Commissioner Tony Vero said Thursday the county’s participation in the landfill solar project is evidence county officials are not opposed to solar efforts.
“Thc Richland County Board of Commissioners believes renewable energy projects have an important role in our future when they are pursued responsibly and in the right locations,” Vero said.
“Projects located on appropriate sites — such as the old county landfill — demonstrate that renewable energy and responsible land stewardship can work together for the benefit of Richland County residents,” the commissioner said.
Thomas said Mansfield lawmakers are being asked to approve two sections of potential landfill land for the solar farm, keeping in mind the location of airport runways and FAA regulations.
The solar panels would rest on concrete ballast since digging into the old landfill is prohibited by the Ohio EPA. Thomas said they would stand around 10 feet tall at the highest point.
“It’s not like a big obtrusive thing. It’s pretty low profile,” he said.
Thomas said the CEP official involved in the local project is Kurt Prinzick, a senior development manager for the company and former district chief of the Ohio EPA Northeast District Office.
“If you are going to be working around your closed landfill, you want it to be the guy who used to run the EPA and knows exactly what he can and can’t do, right?” Thomas said.

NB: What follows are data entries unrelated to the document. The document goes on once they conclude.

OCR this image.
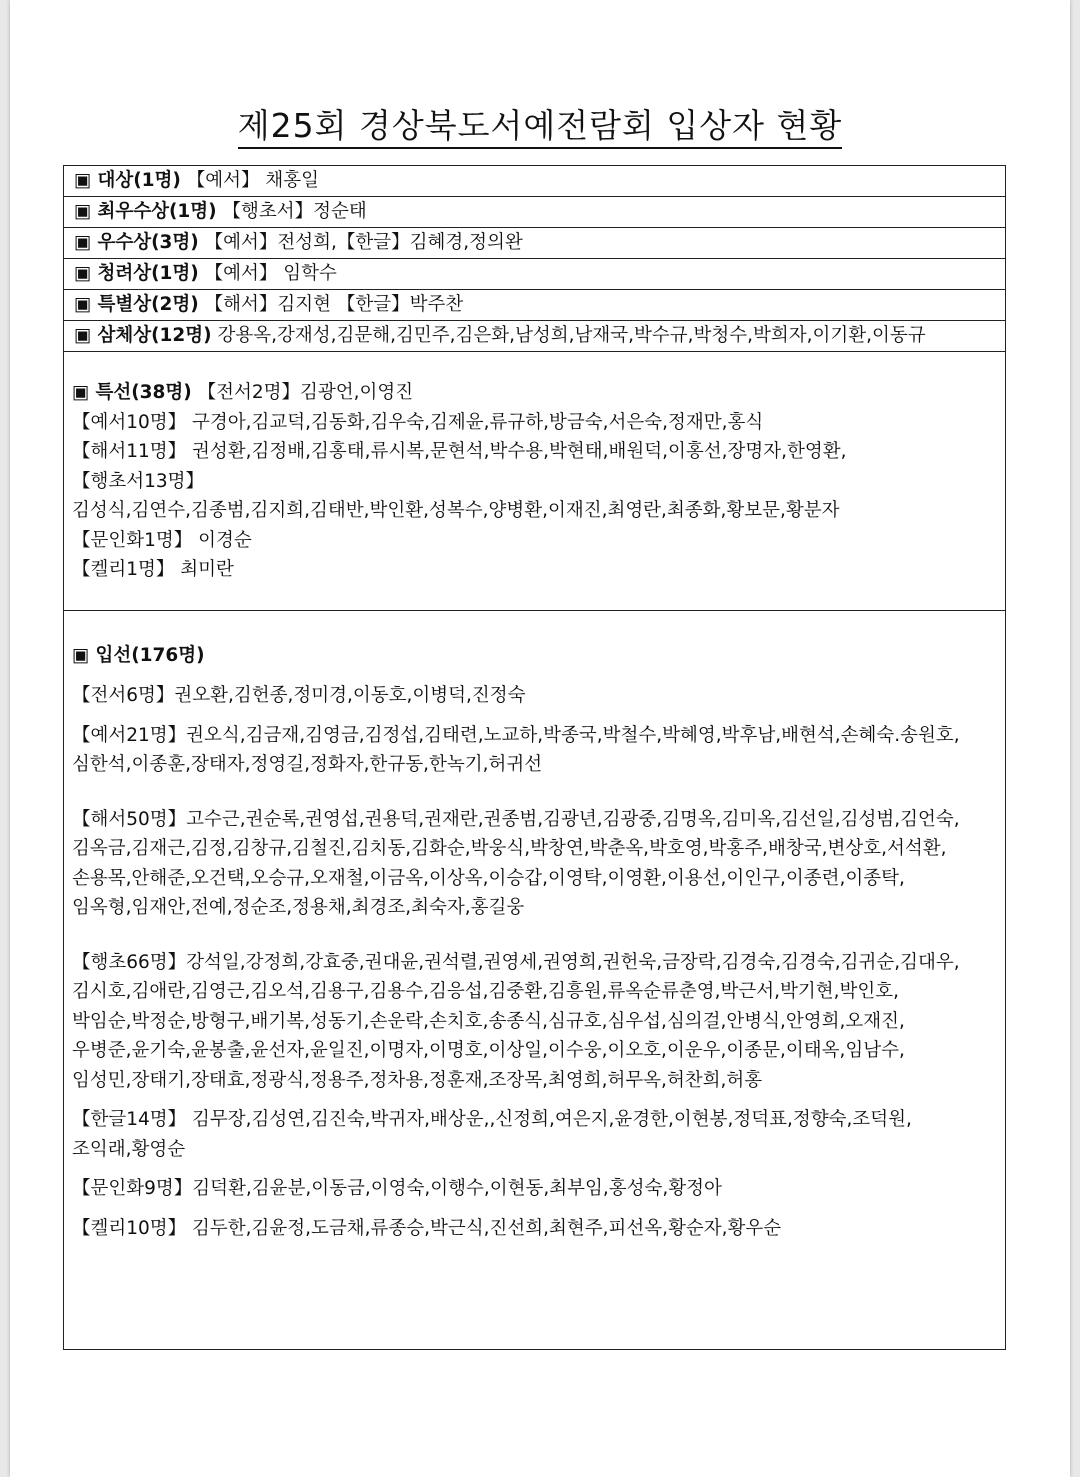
제25회 경상북도서예전람회 입상자 현황
▣ 대상(1명) 【예서】 채홍일
▣ 최우수상(1명) 【행초서】정순태
▣ 우수상(3명) 【예서】전성희,【한글】김혜경,정의완
▣ 청려상(1명) 【예서】 임학수
▣ 특별상(2명) 【해서】김지현 【한글】박주찬
▣ 삼체상(12명) 강용옥,강재성,김문해,김민주,김은화,남성희,남재국,박수규,박청수,박희자,이기환,이동규
▣ 특선(38명) 【전서2명】김광언,이영진
【예서10명】 구경아,김교덕,김동화,김우숙,김제윤,류규하,방금숙,서은숙,정재만,홍식
【해서11명】 권성환,김정배,김홍태,류시복,문현석,박수용,박현태,배원덕,이홍선,장명자,한영환,
【행초서13명】
김성식,김연수,김종범,김지희,김태반,박인환,성복수,양병환,이재진,최영란,최종화,황보문,황분자
【문인화1명】 이경순
【켈리1명】 최미란
▣ 입선(176명)
【전서6명】권오환,김헌종,정미경,이동호,이병덕,진정숙
【예서21명】권오식,김금재,김영금,김정섭,김태련,노교하,박종국,박철수,박혜영,박후남,배현석,손혜숙.송원호,
심한석,이종훈,장태자,정영길,정화자,한규동,한녹기,허귀선
【해서50명】고수근,권순록,권영섭,권용덕,권재란,권종범,김광년,김광중,김명옥,김미옥,김선일,김성범,김언숙,
김옥금,김재근,김정,김창규,김철진,김치동,김화순,박웅식,박창연,박춘옥,박호영,박홍주,배창국,변상호,서석환,
손용목,안해준,오건택,오승규,오재철,이금옥,이상옥,이승갑,이영탁,이영환,이용선,이인구,이종련,이종탁,
임옥형,임재안,전예,정순조,정용채,최경조,최숙자,홍길웅
【행초66명】강석일,강정희,강효중,권대윤,권석렬,권영세,권영희,권헌욱,금장락,김경숙,김경숙,김귀순,김대우,
김시호,김애란,김영근,김오석,김용구,김용수,김응섭,김중환,김흥원,류옥순류춘영,박근서,박기현,박인호,
박임순,박정순,방형구,배기복,성동기,손운락,손치호,송종식,심규호,심우섭,심의걸,안병식,안영희,오재진,
우병준,윤기숙,윤봉출,윤선자,윤일진,이명자,이명호,이상일,이수웅,이오호,이운우,이종문,이태옥,임남수,
임성민,장태기,장태효,정광식,정용주,정차용,정훈재,조장목,최영희,허무옥,허찬희,허홍
【한글14명】 김무장,김성연,김진숙,박귀자,배상운,,신정희,여은지,윤경한,이현봉,정덕표,정향숙,조덕원,
조익래,황영순
【문인화9명】김덕환,김윤분,이동금,이영숙,이행수,이현동,최부임,홍성숙,황정아
【켈리10명】 김두한,김윤정,도금채,류종승,박근식,진선희,최현주,피선옥,황순자,황우순
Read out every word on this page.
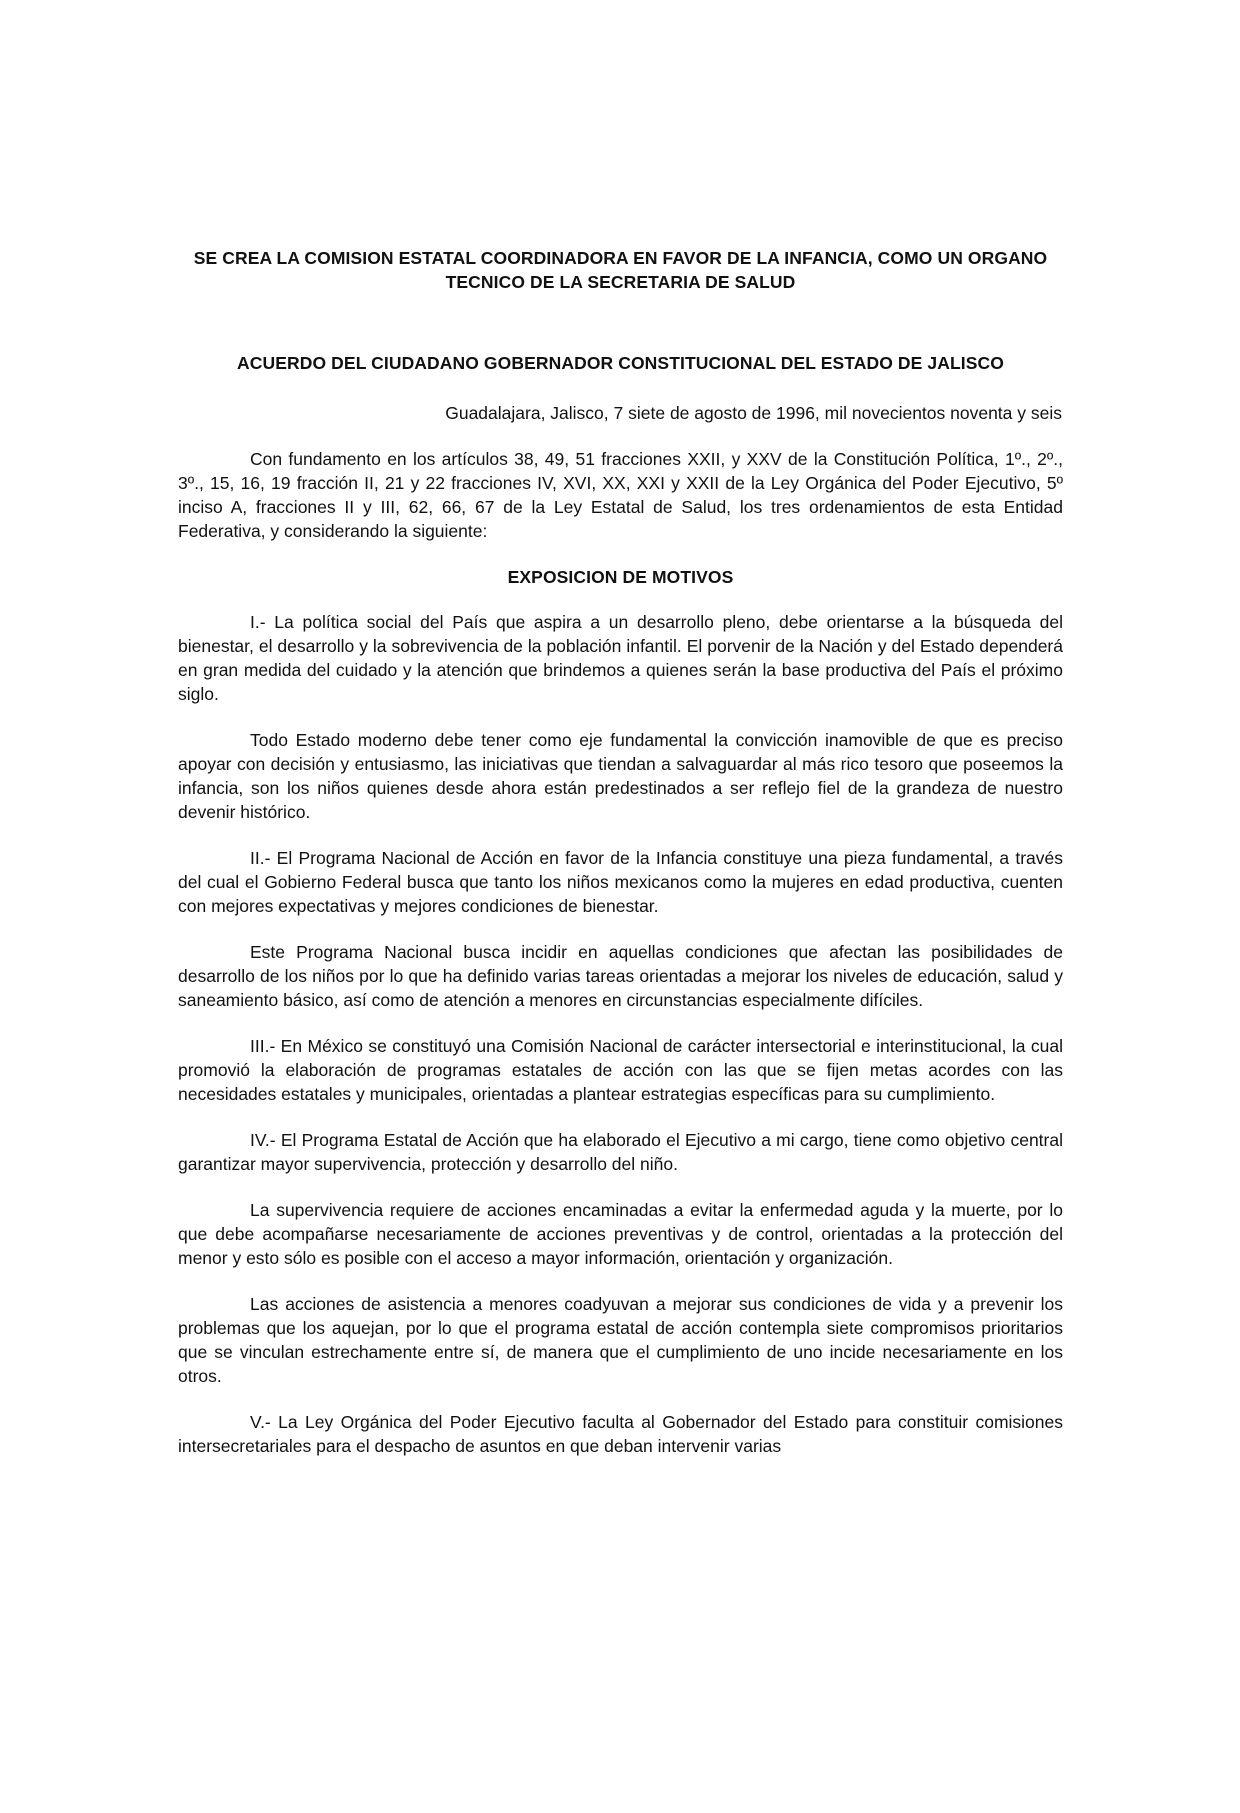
SE CREA LA COMISION ESTATAL COORDINADORA EN FAVOR DE LA INFANCIA, COMO UN ORGANO TECNICO DE LA SECRETARIA DE SALUD
ACUERDO DEL CIUDADANO GOBERNADOR CONSTITUCIONAL DEL ESTADO DE JALISCO

Guadalajara, Jalisco, 7 siete de agosto de 1996, mil novecientos noventa y seis

Con fundamento en los artículos 38, 49, 51 fracciones XXII, y XXV de la Constitución Política, 1º., 2º., 3º., 15, 16, 19 fracción II, 21 y 22 fracciones IV, XVI, XX, XXI y XXII de la Ley Orgánica del Poder Ejecutivo, 5º inciso A, fracciones II y III, 62, 66, 67 de la Ley Estatal de Salud, los tres ordenamientos de esta Entidad Federativa, y considerando la siguiente:

EXPOSICION DE MOTIVOS

I.- La política social del País que aspira a un desarrollo pleno, debe orientarse a la búsqueda del bienestar, el desarrollo y la sobrevivencia de la población infantil. El porvenir de la Nación y del Estado dependerá en gran medida del cuidado y la atención que brindemos a quienes serán la base productiva del País el próximo siglo.

Todo Estado moderno debe tener como eje fundamental la convicción inamovible de que es preciso apoyar con decisión y entusiasmo, las iniciativas que tiendan a salvaguardar al más rico tesoro que poseemos la infancia, son los niños quienes desde ahora están predestinados a ser reflejo fiel de la grandeza de nuestro devenir histórico.

II.- El Programa Nacional de Acción en favor de la Infancia constituye una pieza fundamental, a través del cual el Gobierno Federal busca que tanto los niños mexicanos como la mujeres en edad productiva, cuenten con mejores expectativas y mejores condiciones de bienestar.

Este Programa Nacional busca incidir en aquellas condiciones que afectan las posibilidades de desarrollo de los niños por lo que ha definido varias tareas orientadas a mejorar los niveles de educación, salud y saneamiento básico, así como de atención a menores en circunstancias especialmente difíciles.

III.- En México se constituyó una Comisión Nacional de carácter intersectorial e interinstitucional, la cual promovió la elaboración de programas estatales de acción con las que se fijen metas acordes con las necesidades estatales y municipales, orientadas a plantear estrategias específicas para su cumplimiento.

IV.- El Programa Estatal de Acción que ha elaborado el Ejecutivo a mi cargo, tiene como objetivo central garantizar mayor supervivencia, protección y desarrollo del niño.

La supervivencia requiere de acciones encaminadas a evitar la enfermedad aguda y la muerte, por lo que debe acompañarse necesariamente de acciones preventivas y de control, orientadas a la protección del menor y esto sólo es posible con el acceso a mayor información, orientación y organización.

Las acciones de asistencia a menores coadyuvan a mejorar sus condiciones de vida y a prevenir los problemas que los aquejan, por lo que el programa estatal de acción contempla siete compromisos prioritarios que se vinculan estrechamente entre sí, de manera que el cumplimiento de uno incide necesariamente en los otros.

V.- La Ley Orgánica del Poder Ejecutivo faculta al Gobernador del Estado para constituir comisiones intersecretariales para el despacho de asuntos en que deban intervenir varias
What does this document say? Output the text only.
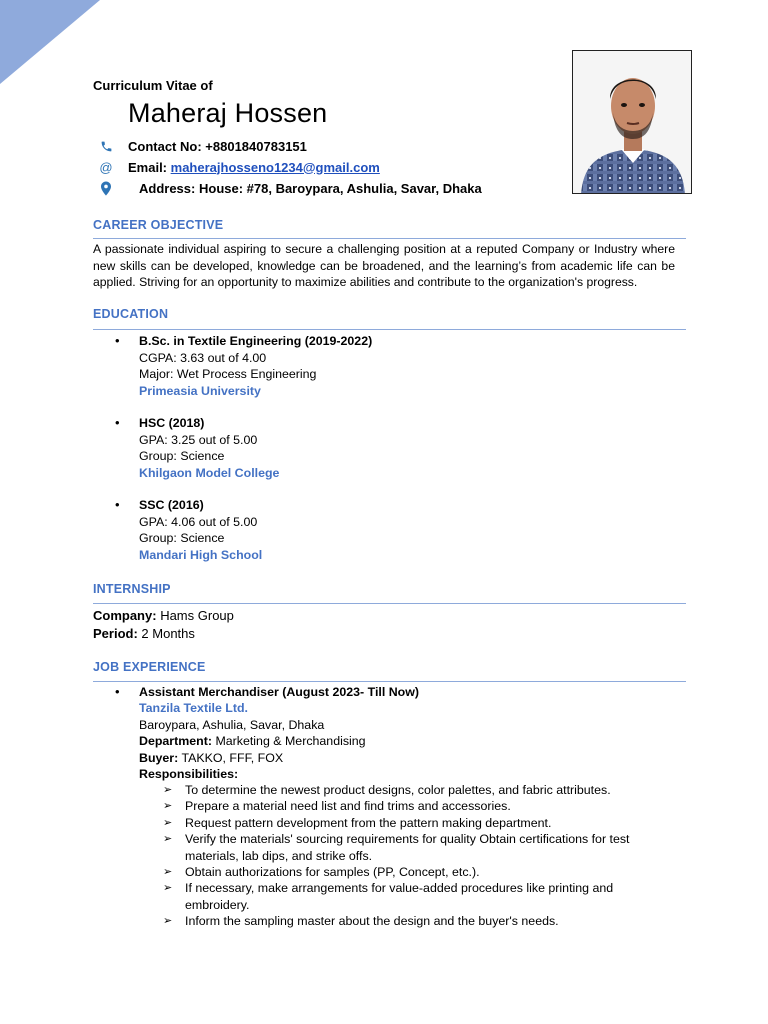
Curriculum Vitae of
Maheraj Hossen
Contact No: +8801840783151
@ Email: maherajhosseno1234@gmail.com
Address: House: #78, Baroypara, Ashulia, Savar, Dhaka
CAREER OBJECTIVE
A passionate individual aspiring to secure a challenging position at a reputed Company or Industry where new skills can be developed, knowledge can be broadened, and the learning’s from academic life can be applied. Striving for an opportunity to maximize abilities and contribute to the organization's progress.
EDUCATION
• B.Sc. in Textile Engineering (2019-2022)
CGPA: 3.63 out of 4.00
Major: Wet Process Engineering
Primeasia University
• HSC (2018)
GPA: 3.25 out of 5.00
Group: Science
Khilgaon Model College
• SSC (2016)
GPA: 4.06 out of 5.00
Group: Science
Mandari High School
INTERNSHIP
Company: Hams Group
Period: 2 Months
JOB EXPERIENCE
• Assistant Merchandiser (August 2023- Till Now)
Tanzila Textile Ltd.
Baroypara, Ashulia, Savar, Dhaka
Department: Marketing & Merchandising
Buyer: TAKKO, FFF, FOX
Responsibilities:
➢ To determine the newest product designs, color palettes, and fabric attributes.
➢ Prepare a material need list and find trims and accessories.
➢ Request pattern development from the pattern making department.
➢ Verify the materials' sourcing requirements for quality Obtain certifications for test materials, lab dips, and strike offs.
➢ Obtain authorizations for samples (PP, Concept, etc.).
➢ If necessary, make arrangements for value-added procedures like printing and embroidery.
➢ Inform the sampling master about the design and the buyer's needs.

In 2025, Princic, who led the Brooklyn Landfill effort, told SpectrumNews1 that “there isn’t a whole lot you can do with landfills.”
“These landfills generate methane gas, so you really don’t want to have any occupied structures or really even have people in these landfills to avoid any potential risks,” Princic said.
Thomas said the project will not need approval from the Ohio Power Siting Board since it will not connect into the PJM Interconnection grid, which coordinates and moves electrical power in all or parts of 13 states, including Ohio.
Thomas said the plan is to supply the power needs of a large, local commercial user(s).
“The trick is … it’s solar, so it’s not on all the time. We will need some kind of a battery system or it’s going to go to a user that is much bigger. They will use this power when they have it and then supplement with other power off the grid later.
“But 25 megawatts is a lot,” he said. “I don’t know that we’ve got any manufacturing users in the industrial park right now that are using even half that.
“It’s kind of the micro-grid system that everybody’s talking about. Generate power locally and use it locally. That’s the best way to do this.
“The most efficient way with the least regulation is to get companies that buy power and need power, stick them together, they make an agreement, they buy the power. That’s by far the most efficient way to do this,” Thomas said.
The key was finding a developer like CEP, which local officials did through a request-for-proposals project. Thomas said the New Jersey-based company was “by far” the strongest offer.
“My goal has been to find a solar developer, push the whole deal across the table to them, and go, ‘Here you go. Here’s an opportunity,'” he said.
The economic development leader said he wanted public transparency around the proposal.
“We’ve never done this before. There’s not that many instances of this happening. It’s unusual, but I think it’s the right thing to do,” said Thomas, who will attend City Council’s meeting on Tuesday.
“I’m happy to answer questions about it if people are interested or curious. We have nothing to hide. I want people to know that good things are gonna happen,” he said.